Can anyone explain me why this is possible ?. I understand that a is the same as &a[0] and for example i also understand that *(a+1) is second a element and i am able to use *((a+i)+j) techniques, but first time in my life i saw code like this and i am confused now. I know that output is fourth element of the a array. But can anyone explain me why this is possible ?
#include<iostream>
int a[] = {1,2,3,4,5};
std::cout << (3)[a] << std::endl;
The binary expression:
x[y]
is defined to be equal to:
*(x+y)
(in the absence of operator [] overloads).
3+a is the same as a+3 so 3[a] is the same as a[3].
In the context of 3+a, the name of array a decays to a pointer to its first element, so we are trying to add a pointer and an integer using the builtin addition operator. The latest draft of C++14 says in section 5.7 [expr.add] para 4:
When an expression that has integral type is added to or subtracted from a pointer, the result has the type of the pointer operand. If the pointer operand points to an element of an array, and the array is large enough, the result points to an element offset from the original element such that the difference of the subscripts of the resulting and original array elements equals the integral expression.
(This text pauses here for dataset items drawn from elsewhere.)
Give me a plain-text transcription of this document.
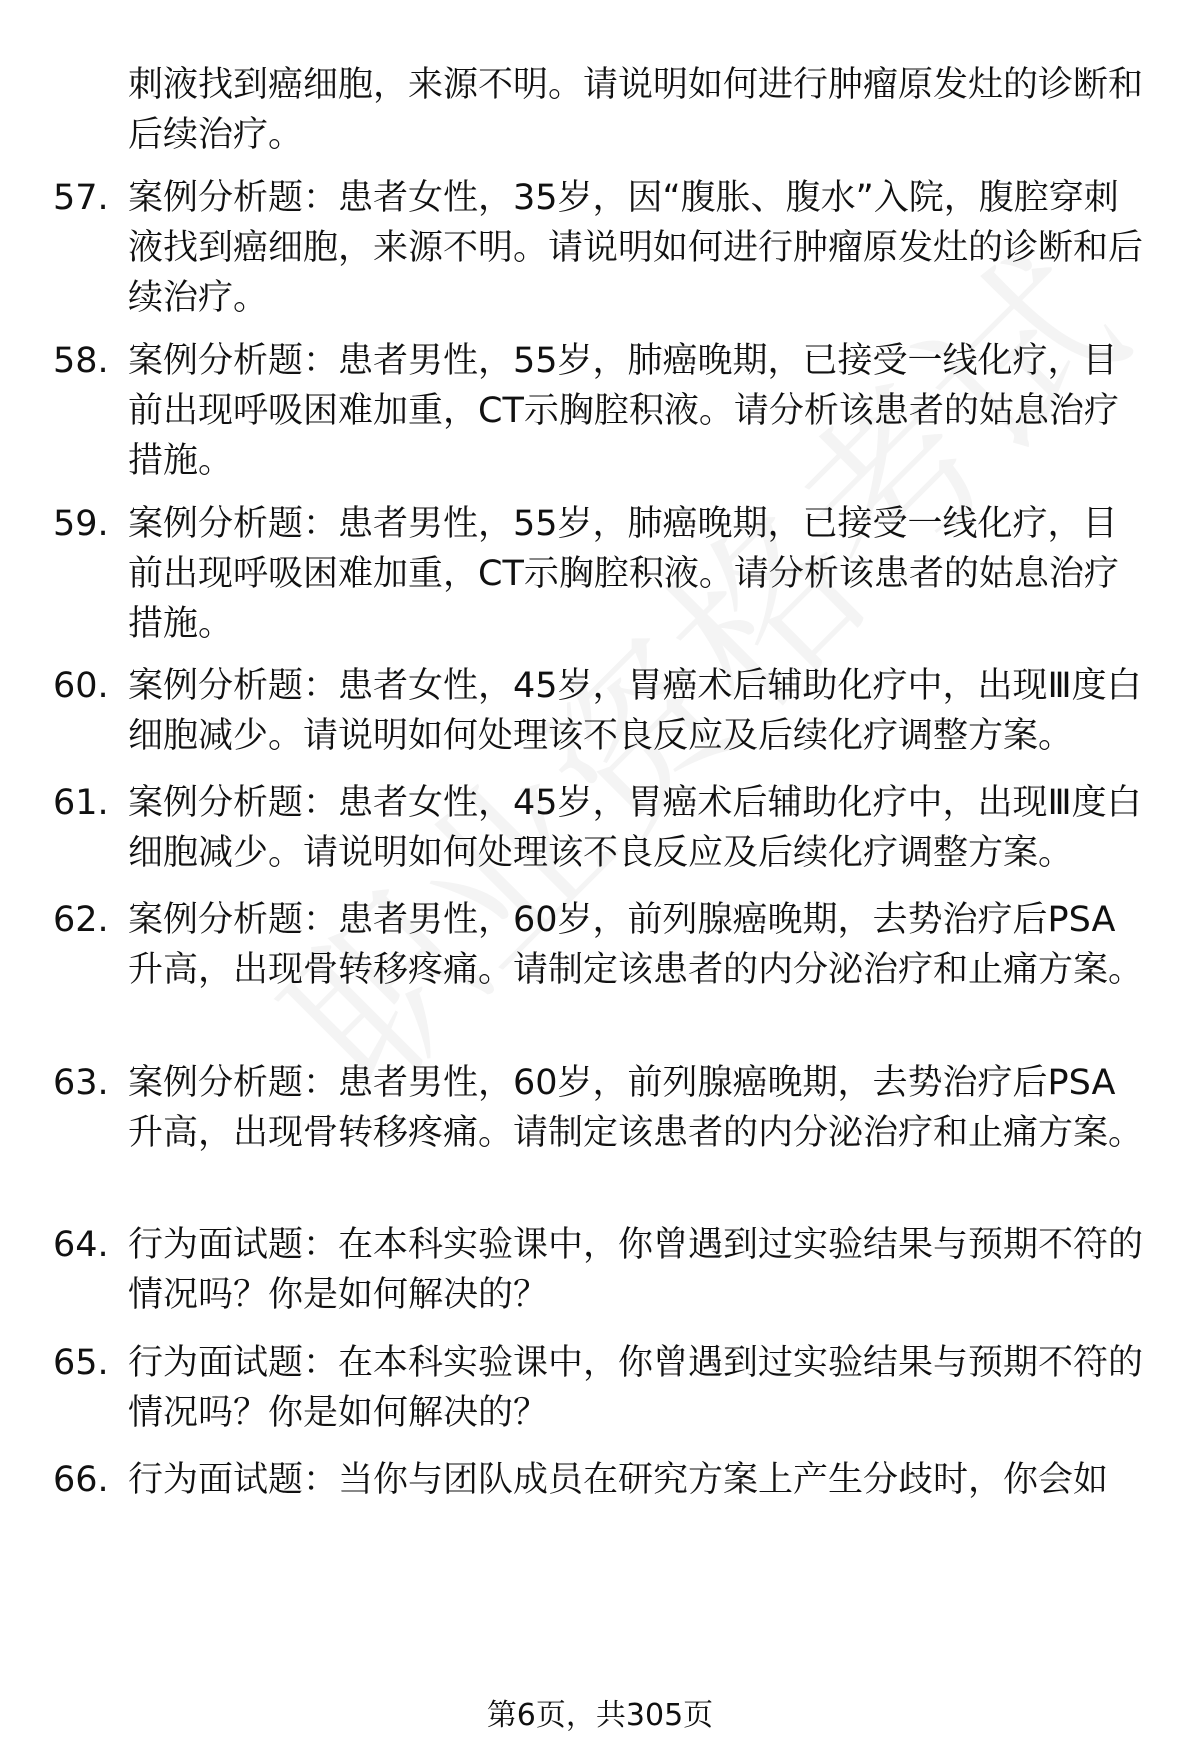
刺液找到癌细胞，来源不明。请说明如何进行肿瘤原发灶的诊断和后续治疗。
57. 案例分析题：患者女性，35岁，因“腹胀、腹水”入院，腹腔穿刺液找到癌细胞，来源不明。请说明如何进行肿瘤原发灶的诊断和后续治疗。
58. 案例分析题：患者男性，55岁，肺癌晚期，已接受一线化疗，目前出现呼吸困难加重，CT示胸腔积液。请分析该患者的姑息治疗措施。
59. 案例分析题：患者男性，55岁，肺癌晚期，已接受一线化疗，目前出现呼吸困难加重，CT示胸腔积液。请分析该患者的姑息治疗措施。
60. 案例分析题：患者女性，45岁，胃癌术后辅助化疗中，出现Ⅲ度白细胞减少。请说明如何处理该不良反应及后续化疗调整方案。
61. 案例分析题：患者女性，45岁，胃癌术后辅助化疗中，出现Ⅲ度白细胞减少。请说明如何处理该不良反应及后续化疗调整方案。
62. 案例分析题：患者男性，60岁，前列腺癌晚期，去势治疗后PSA升高，出现骨转移疼痛。请制定该患者的内分泌治疗和止痛方案。
63. 案例分析题：患者男性，60岁，前列腺癌晚期，去势治疗后PSA升高，出现骨转移疼痛。请制定该患者的内分泌治疗和止痛方案。
64. 行为面试题：在本科实验课中，你曾遇到过实验结果与预期不符的情况吗？你是如何解决的？
65. 行为面试题：在本科实验课中，你曾遇到过实验结果与预期不符的情况吗？你是如何解决的？
66. 行为面试题：当你与团队成员在研究方案上产生分歧时，你会如
第6页，共305页
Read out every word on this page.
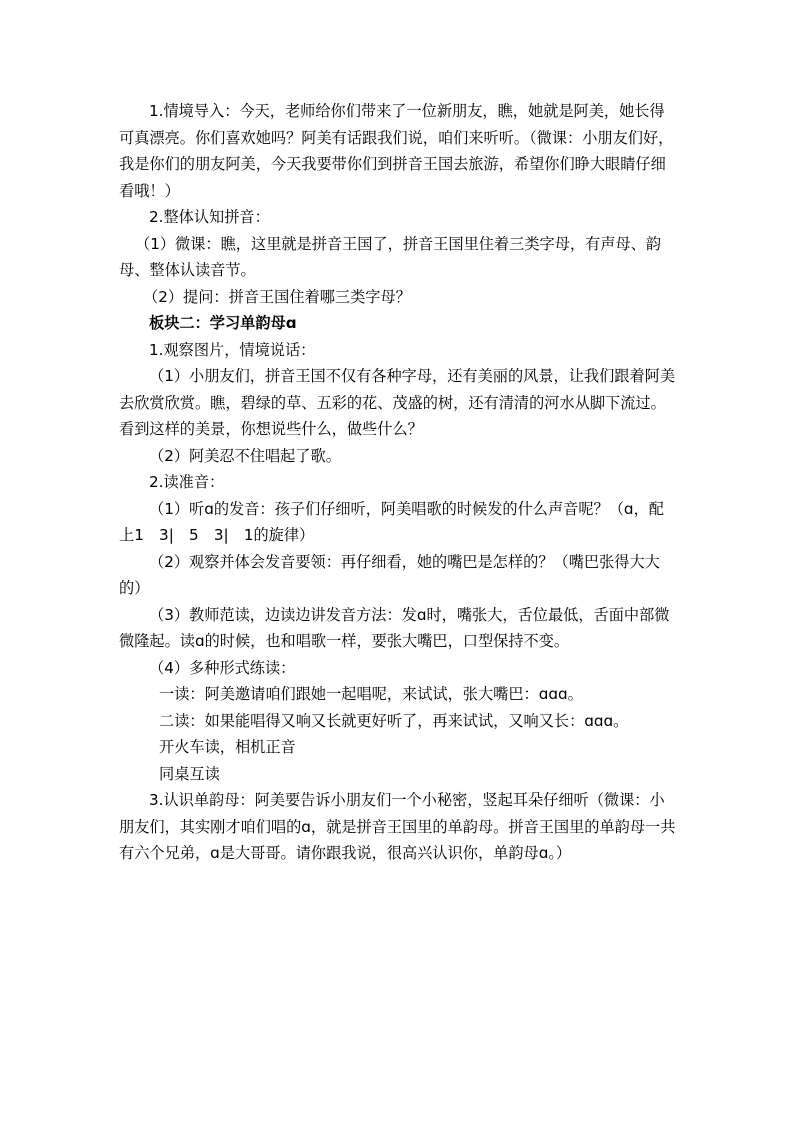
1.情境导入：今天，老师给你们带来了一位新朋友，瞧，她就是阿美，她长得可真漂亮。你们喜欢她吗？阿美有话跟我们说，咱们来听听。（微课：小朋友们好，我是你们的朋友阿美，今天我要带你们到拼音王国去旅游，希望你们睁大眼睛仔细看哦！）

2.整体认知拼音：

（1）微课：瞧，这里就是拼音王国了，拼音王国里住着三类字母，有声母、韵母、整体认读音节。

（2）提问：拼音王国住着哪三类字母？

板块二：学习单韵母ɑ

1.观察图片，情境说话：

（1）小朋友们，拼音王国不仅有各种字母，还有美丽的风景，让我们跟着阿美去欣赏欣赏。瞧，碧绿的草、五彩的花、茂盛的树，还有清清的河水从脚下流过。看到这样的美景，你想说些什么，做些什么？

（2）阿美忍不住唱起了歌。

2.读准音：

（1）听ɑ的发音：孩子们仔细听，阿美唱歌的时候发的什么声音呢？（ɑ，配上1　3|　5　3|　1的旋律）

（2）观察并体会发音要领：再仔细看，她的嘴巴是怎样的？（嘴巴张得大大的）

（3）教师范读，边读边讲发音方法：发ɑ时，嘴张大，舌位最低，舌面中部微微隆起。读ɑ的时候，也和唱歌一样，要张大嘴巴，口型保持不变。

（4）多种形式练读：

一读：阿美邀请咱们跟她一起唱呢，来试试，张大嘴巴：ɑɑɑ。

二读：如果能唱得又响又长就更好听了，再来试试，又响又长：ɑɑɑ。

开火车读，相机正音

同桌互读

3.认识单韵母：阿美要告诉小朋友们一个小秘密，竖起耳朵仔细听（微课：小朋友们，其实刚才咱们唱的ɑ，就是拼音王国里的单韵母。拼音王国里的单韵母一共有六个兄弟，ɑ是大哥哥。请你跟我说，很高兴认识你，单韵母ɑ。）
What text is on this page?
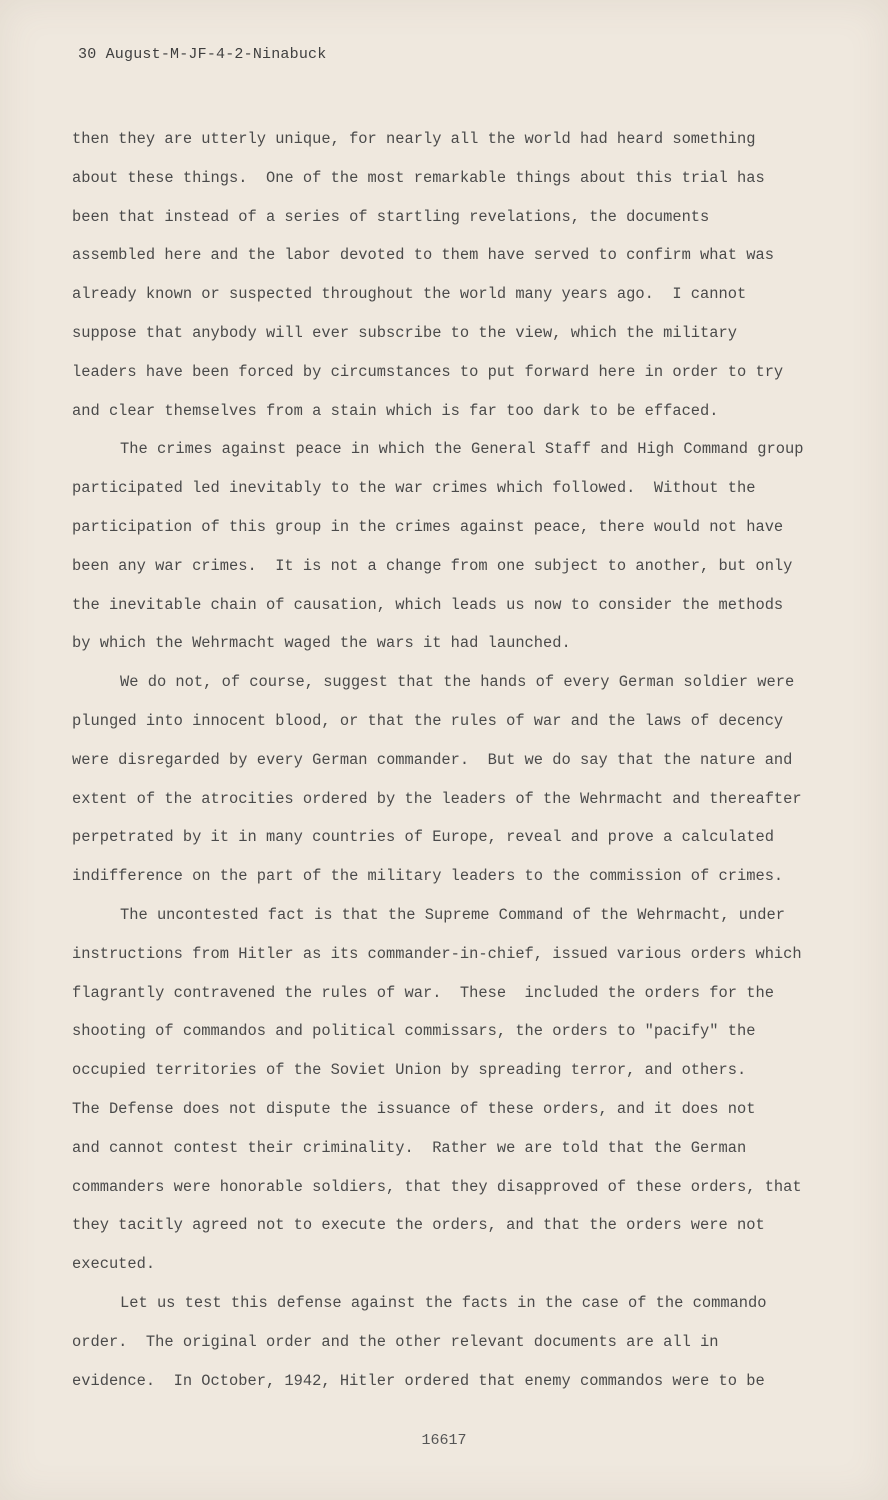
30 August-M-JF-4-2-Ninabuck
then they are utterly unique, for nearly all the world had heard something
about these things.  One of the most remarkable things about this trial has
been that instead of a series of startling revelations, the documents
assembled here and the labor devoted to them have served to confirm what was
already known or suspected throughout the world many years ago.  I cannot
suppose that anybody will ever subscribe to the view, which the military
leaders have been forced by circumstances to put forward here in order to try
and clear themselves from a stain which is far too dark to be effaced.
The crimes against peace in which the General Staff and High Command group
participated led inevitably to the war crimes which followed.  Without the
participation of this group in the crimes against peace, there would not have
been any war crimes.  It is not a change from one subject to another, but only
the inevitable chain of causation, which leads us now to consider the methods
by which the Wehrmacht waged the wars it had launched.
We do not, of course, suggest that the hands of every German soldier were
plunged into innocent blood, or that the rules of war and the laws of decency
were disregarded by every German commander.  But we do say that the nature and
extent of the atrocities ordered by the leaders of the Wehrmacht and thereafter
perpetrated by it in many countries of Europe, reveal and prove a calculated
indifference on the part of the military leaders to the commission of crimes.
The uncontested fact is that the Supreme Command of the Wehrmacht, under
instructions from Hitler as its commander-in-chief, issued various orders which
flagrantly contravened the rules of war.  These  included the orders for the
shooting of commandos and political commissars, the orders to "pacify" the
occupied territories of the Soviet Union by spreading terror, and others.
The Defense does not dispute the issuance of these orders, and it does not
and cannot contest their criminality.  Rather we are told that the German
commanders were honorable soldiers, that they disapproved of these orders, that
they tacitly agreed not to execute the orders, and that the orders were not
executed.
Let us test this defense against the facts in the case of the commando
order.  The original order and the other relevant documents are all in
evidence.  In October, 1942, Hitler ordered that enemy commandos were to be
16617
In other words, if the expression P points to the i-th element of an array object, the expressions (P)+N (equivalently, N+(P)) and (P)-N (where N has the value n) point to, respectively, the i + n-th and i − n-th elements of the array object, provided they exist
This is very close to the text of the C++14 standard, but this behaviour has been stable since C89 (and actually since BCPL in the '70s).
Having said that, if you find code like this hunt down the author and beat him over the head with a clue-bat. It is very easy to write C++ that nobody (including yourself after a week) can read - and that is no use to anyone.